Warrior woman loses the battle
Starring: Shailene Woodley, Theo James, Kate Winslet, Naomi Watts and Miles Teller. Directed by Robert Schwentke. Written by Akiva Goldsman and Brian Duffield. Action, sci-fi. 1h 59min. M for violence. Now showing at Reading and Event cinemas.
With so few female- led action films around, and having been pleasantly surprised by the first film in the series, I looked forward to Insurgent, part 2 of the Divergent trilogy.
Sadly – because it’s always sad when potential is squandered – this sophomore effort is more slump than pump, and does not match the first.
The story picks up with Tris ( Woodley), her brother Caleb (Ansel Elgort), lover Four (Theo James), and spiky Peter (Miles Teller) hiding out in Amity, the section of their factioned off society where peace, love and harmony reigns.
Four, tired of the battle and hiding some embarrassing secrets, is happy to lie low.
But Tris is itching to strike back at the brainy Erudite faction and its power- mad leader, Jeanine (Kate Winslet), whom she blames for the death of her mother, and whom she is determined to kill at any cost.
Always close to the boil, Tris’s barely contained temper puts her at odds with gentle- natured Amity, and soon the four are forced to leave.
But not before Jeanine attacks Amity in her hunt for Divergents, social outliers she despises, but who can open a box left by the Founders that contains a secret message.
Peter, ever the brat, dobs in Tris and her boys rather than go on the run with them, and the trio have to bust out of Amity.
Along the way they’re attacked by the Factionless, a wild band of misfits and taken to their leader, Evelyn (Naomi Watts).
The trio forge a tentative, if volatile, alliance with her to bring down Jeanine and reveal the ancient secret that will decide the future of all the factions.
Devoid of all subtlety, Insurgent often feels like a story told by teenagers about why everyone over 25 is just plain wrong.
That naivete serves to make the moments of moral dubiousness in the film all the more startling.
There’s no shying away from viciousness, violence and straightup murdering of folks here. And it’s often done with no clear purpose.

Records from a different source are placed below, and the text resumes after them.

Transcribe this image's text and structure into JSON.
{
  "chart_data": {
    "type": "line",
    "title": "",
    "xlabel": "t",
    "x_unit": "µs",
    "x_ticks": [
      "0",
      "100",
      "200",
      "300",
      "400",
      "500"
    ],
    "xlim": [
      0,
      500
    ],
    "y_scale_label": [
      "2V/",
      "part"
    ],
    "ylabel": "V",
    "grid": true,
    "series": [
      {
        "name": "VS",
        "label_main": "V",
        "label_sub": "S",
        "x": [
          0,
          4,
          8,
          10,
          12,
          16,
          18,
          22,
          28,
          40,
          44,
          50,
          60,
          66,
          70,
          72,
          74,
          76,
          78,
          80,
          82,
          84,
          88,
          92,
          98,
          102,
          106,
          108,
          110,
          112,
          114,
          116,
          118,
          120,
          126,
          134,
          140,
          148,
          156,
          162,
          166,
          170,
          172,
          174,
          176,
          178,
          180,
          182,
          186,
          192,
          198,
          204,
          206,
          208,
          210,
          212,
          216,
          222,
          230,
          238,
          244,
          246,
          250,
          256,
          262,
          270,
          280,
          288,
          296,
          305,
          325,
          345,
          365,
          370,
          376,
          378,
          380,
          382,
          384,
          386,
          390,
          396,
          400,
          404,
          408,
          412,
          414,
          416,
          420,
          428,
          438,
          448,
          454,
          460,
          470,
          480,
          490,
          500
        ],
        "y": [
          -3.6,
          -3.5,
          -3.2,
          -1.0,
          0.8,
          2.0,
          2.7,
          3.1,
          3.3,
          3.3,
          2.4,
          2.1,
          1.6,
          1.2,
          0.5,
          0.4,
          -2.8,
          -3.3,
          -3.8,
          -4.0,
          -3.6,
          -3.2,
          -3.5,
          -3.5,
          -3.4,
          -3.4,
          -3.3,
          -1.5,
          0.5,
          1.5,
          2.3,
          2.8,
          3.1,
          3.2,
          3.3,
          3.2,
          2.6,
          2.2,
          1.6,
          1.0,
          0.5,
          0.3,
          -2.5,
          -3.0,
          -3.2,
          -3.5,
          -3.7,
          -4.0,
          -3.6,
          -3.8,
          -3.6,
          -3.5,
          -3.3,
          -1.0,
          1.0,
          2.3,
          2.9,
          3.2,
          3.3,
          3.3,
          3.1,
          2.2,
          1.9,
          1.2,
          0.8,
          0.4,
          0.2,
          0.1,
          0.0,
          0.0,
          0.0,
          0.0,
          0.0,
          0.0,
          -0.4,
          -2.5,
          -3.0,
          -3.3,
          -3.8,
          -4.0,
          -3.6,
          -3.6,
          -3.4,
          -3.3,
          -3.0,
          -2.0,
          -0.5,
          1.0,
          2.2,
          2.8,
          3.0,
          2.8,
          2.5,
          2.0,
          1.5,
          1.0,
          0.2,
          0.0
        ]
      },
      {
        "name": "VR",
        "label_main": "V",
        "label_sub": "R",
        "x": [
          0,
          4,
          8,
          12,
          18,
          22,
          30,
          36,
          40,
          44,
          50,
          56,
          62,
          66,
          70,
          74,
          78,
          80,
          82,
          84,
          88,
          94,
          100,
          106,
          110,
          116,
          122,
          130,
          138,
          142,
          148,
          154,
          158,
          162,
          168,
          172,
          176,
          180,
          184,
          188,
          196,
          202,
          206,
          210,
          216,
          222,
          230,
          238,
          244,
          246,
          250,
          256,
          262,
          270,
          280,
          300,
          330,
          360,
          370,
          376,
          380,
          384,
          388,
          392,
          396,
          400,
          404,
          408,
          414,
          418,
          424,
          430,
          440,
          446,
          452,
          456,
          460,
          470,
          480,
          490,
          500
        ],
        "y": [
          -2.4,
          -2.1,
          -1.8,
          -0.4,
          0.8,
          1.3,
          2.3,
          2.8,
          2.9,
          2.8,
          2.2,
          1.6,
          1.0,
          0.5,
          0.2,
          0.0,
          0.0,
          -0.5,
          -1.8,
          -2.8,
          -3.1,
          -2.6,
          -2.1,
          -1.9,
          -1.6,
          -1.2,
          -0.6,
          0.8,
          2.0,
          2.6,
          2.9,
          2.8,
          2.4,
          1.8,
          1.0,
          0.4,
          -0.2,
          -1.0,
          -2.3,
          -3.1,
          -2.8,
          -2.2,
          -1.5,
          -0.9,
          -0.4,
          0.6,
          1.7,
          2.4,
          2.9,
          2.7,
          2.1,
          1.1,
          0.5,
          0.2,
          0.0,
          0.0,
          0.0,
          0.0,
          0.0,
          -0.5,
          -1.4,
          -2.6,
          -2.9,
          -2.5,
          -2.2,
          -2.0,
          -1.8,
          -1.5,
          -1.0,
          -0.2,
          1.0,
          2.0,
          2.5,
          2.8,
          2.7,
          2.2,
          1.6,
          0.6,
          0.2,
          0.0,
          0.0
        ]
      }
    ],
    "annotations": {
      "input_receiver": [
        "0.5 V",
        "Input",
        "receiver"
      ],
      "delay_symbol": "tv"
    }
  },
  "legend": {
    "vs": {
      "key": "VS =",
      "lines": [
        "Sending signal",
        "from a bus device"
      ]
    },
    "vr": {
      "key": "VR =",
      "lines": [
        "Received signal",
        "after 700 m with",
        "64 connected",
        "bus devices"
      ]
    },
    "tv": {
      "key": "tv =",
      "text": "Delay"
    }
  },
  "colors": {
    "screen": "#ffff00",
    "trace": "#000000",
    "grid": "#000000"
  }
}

The worst aspect of Insurgent, however, is that it hinges on a mythical, mystical, messagebearing chotchka, left behind by some mythical, mystical Founders.
I’m sure this idea plays better in the original books, but in cin- ema if you’re resorting to plot devices that are actually, you know, devices, you’re really scraping the bottom of the ideas barrel.
It’s a pity, because Insurgent’s post-apocalyptic Chicago is stunning and its cast is strong.
Not even sturdy performances from the reliable Woodley, or Oscar-tinted Teller, Winslet and Watts, clearly enjoying her role as the prickly pirate queen, can bring the world to life or salvage this muddled, awkward film.
Bomb: Shailene Woodley is the underground warrior Tris in the disappointing Insurgent, based on the young adult novels by Veronica Roth.